Though Hahnemann is denounced by many as a 'fanatic' and a 'knave,' and notwithstanding that homeopathy has very generally been set aside as a 'fraud,' no one can study the history of medicine during the 19th century without perceiving the powerful influence it has had on the general practice of the medical profession. While, during the first fifty years of the century, homeopathy was gradually becoming more frequently practised, the weapons commonly used against disease were of the most formidable character. Bleeding by lancet, leeches, and cupping-glasses, mercurialism, purgatives, &c. were in constant use. The progress of homeopathy in Austria, and the assumption on the part of some physicians that it was a purely negative mode of treatment, the success of which was due to the omission of all drugs, led to that scepticism in medicine which, originating with Sköda in Vienna, prevailed throughout the profession during the next twenty years. 'Placebos' took the place of the lancet, bread-pills formed a substitute for purgatives, and 'ptisans' did duty for mercury. As the literature of homeopathy increased a revival of interest in the use of drugs followed; and during the last twenty years the method of studying the actions of drugs originally suggested and carried out by Hahnemann has been adopted to a very large extent, under the designation of pharmacology; while, for practical purposes, the uses of drugs proposed by homeopaths, and set forth in their journals and published works, have, as has already been stated, been very largely followed. See the article MEDICINE.

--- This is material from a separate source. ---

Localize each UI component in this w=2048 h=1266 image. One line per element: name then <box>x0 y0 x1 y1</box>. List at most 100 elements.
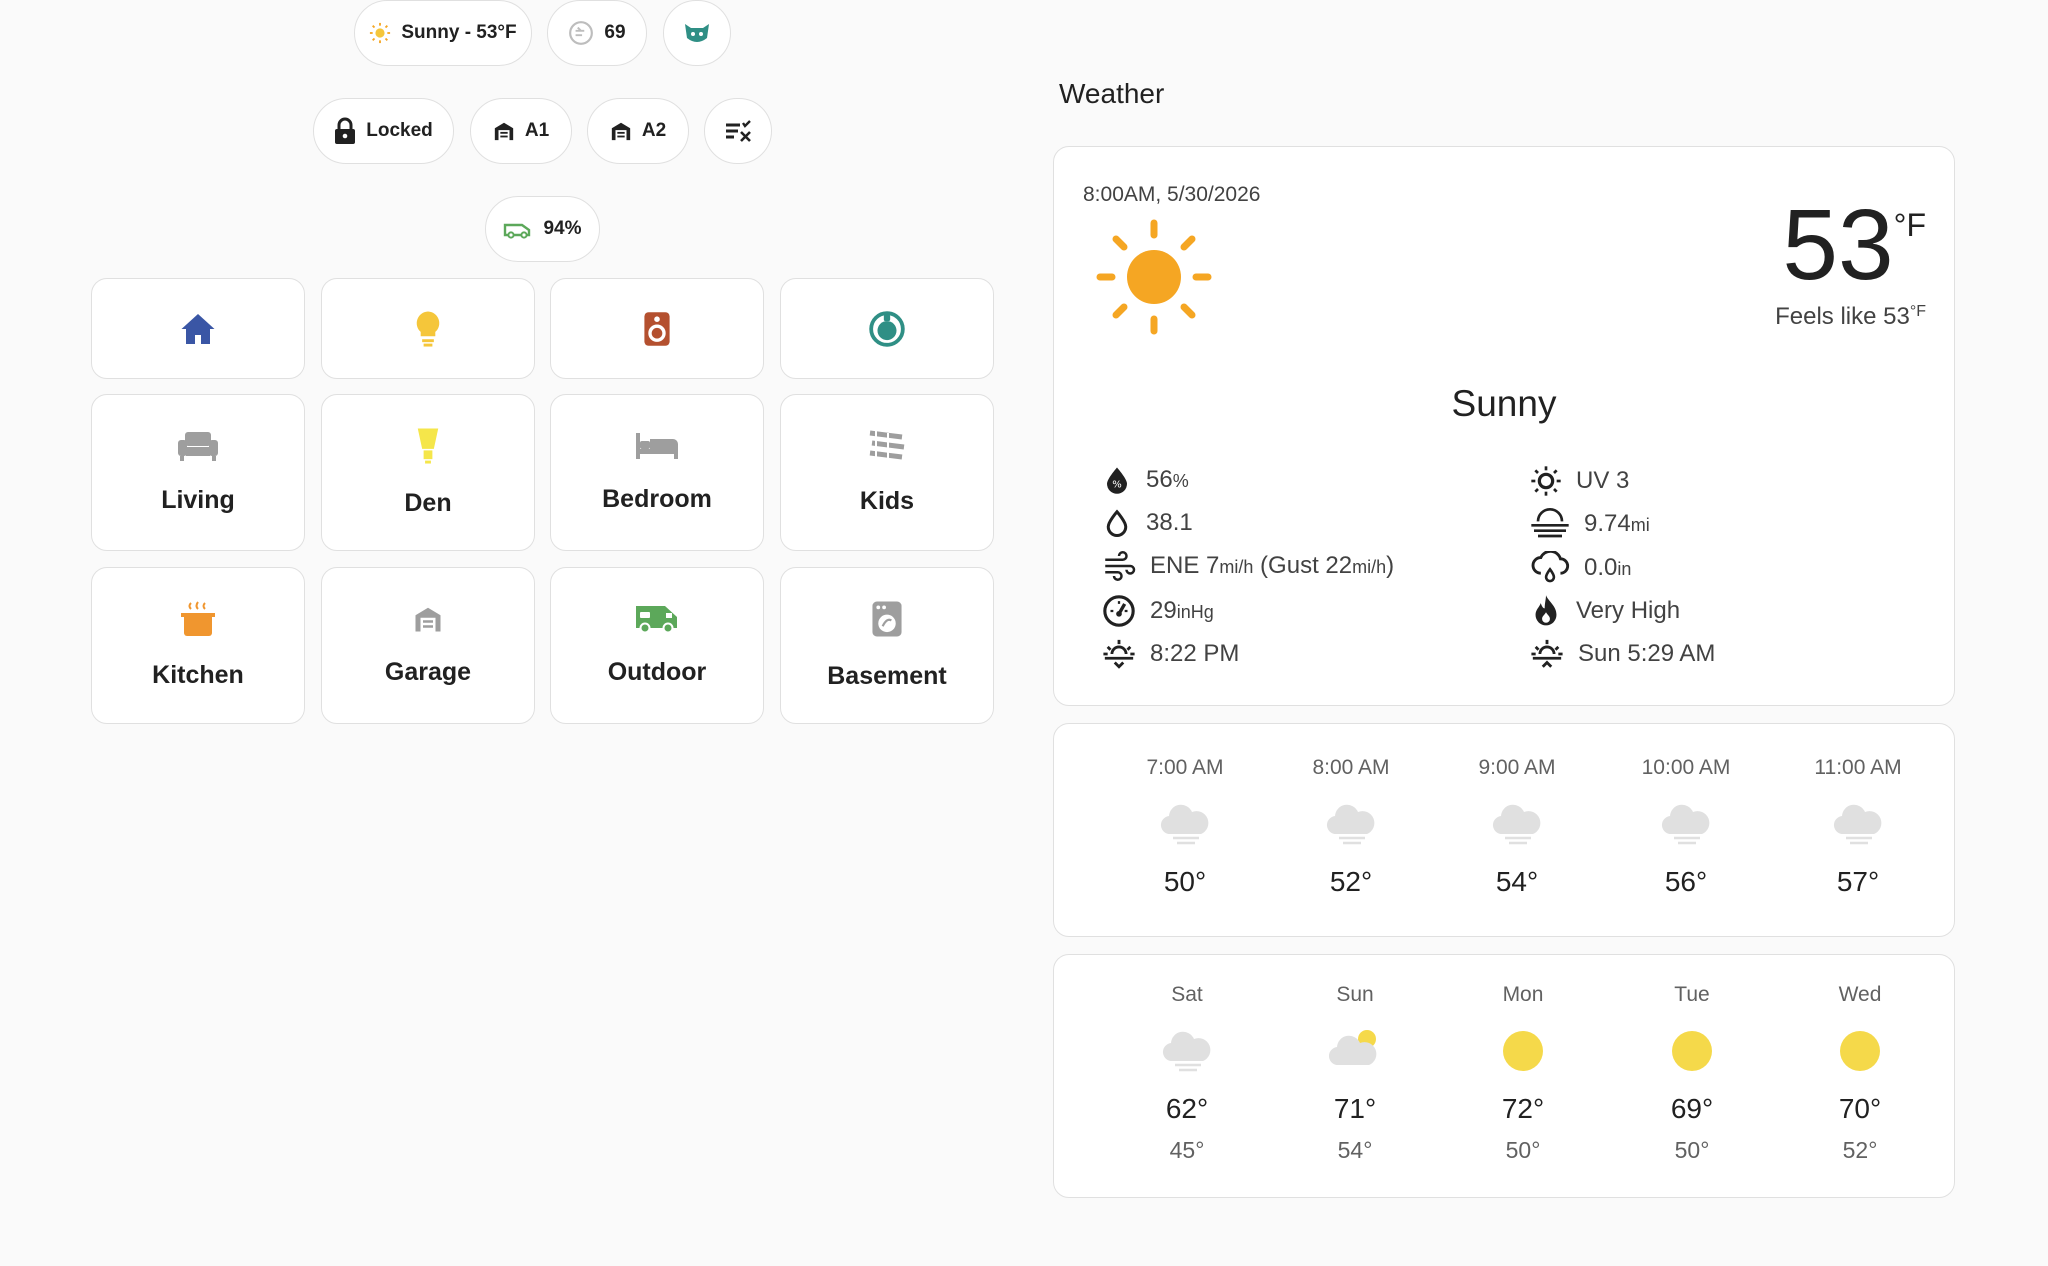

The chief authorities on homeopathy are: The History of Homeopathy: its Origin and Conflicts, by Dr Ameke, translated by Dr A. E. Drysdale; Lectures on Homeopathy, by Dr Dudgeon; Homeopathy: its Principle, Method, and Future, by Dr Pope; Fifty Reasons for being a Homeopath, by Dr Burnett; A Manual of Therapeutics, by Dr Hughes; A Manual of Pharmacodynamics, by Dr Hughes. The Homeopathic Review and The Homeopathic World are published monthly.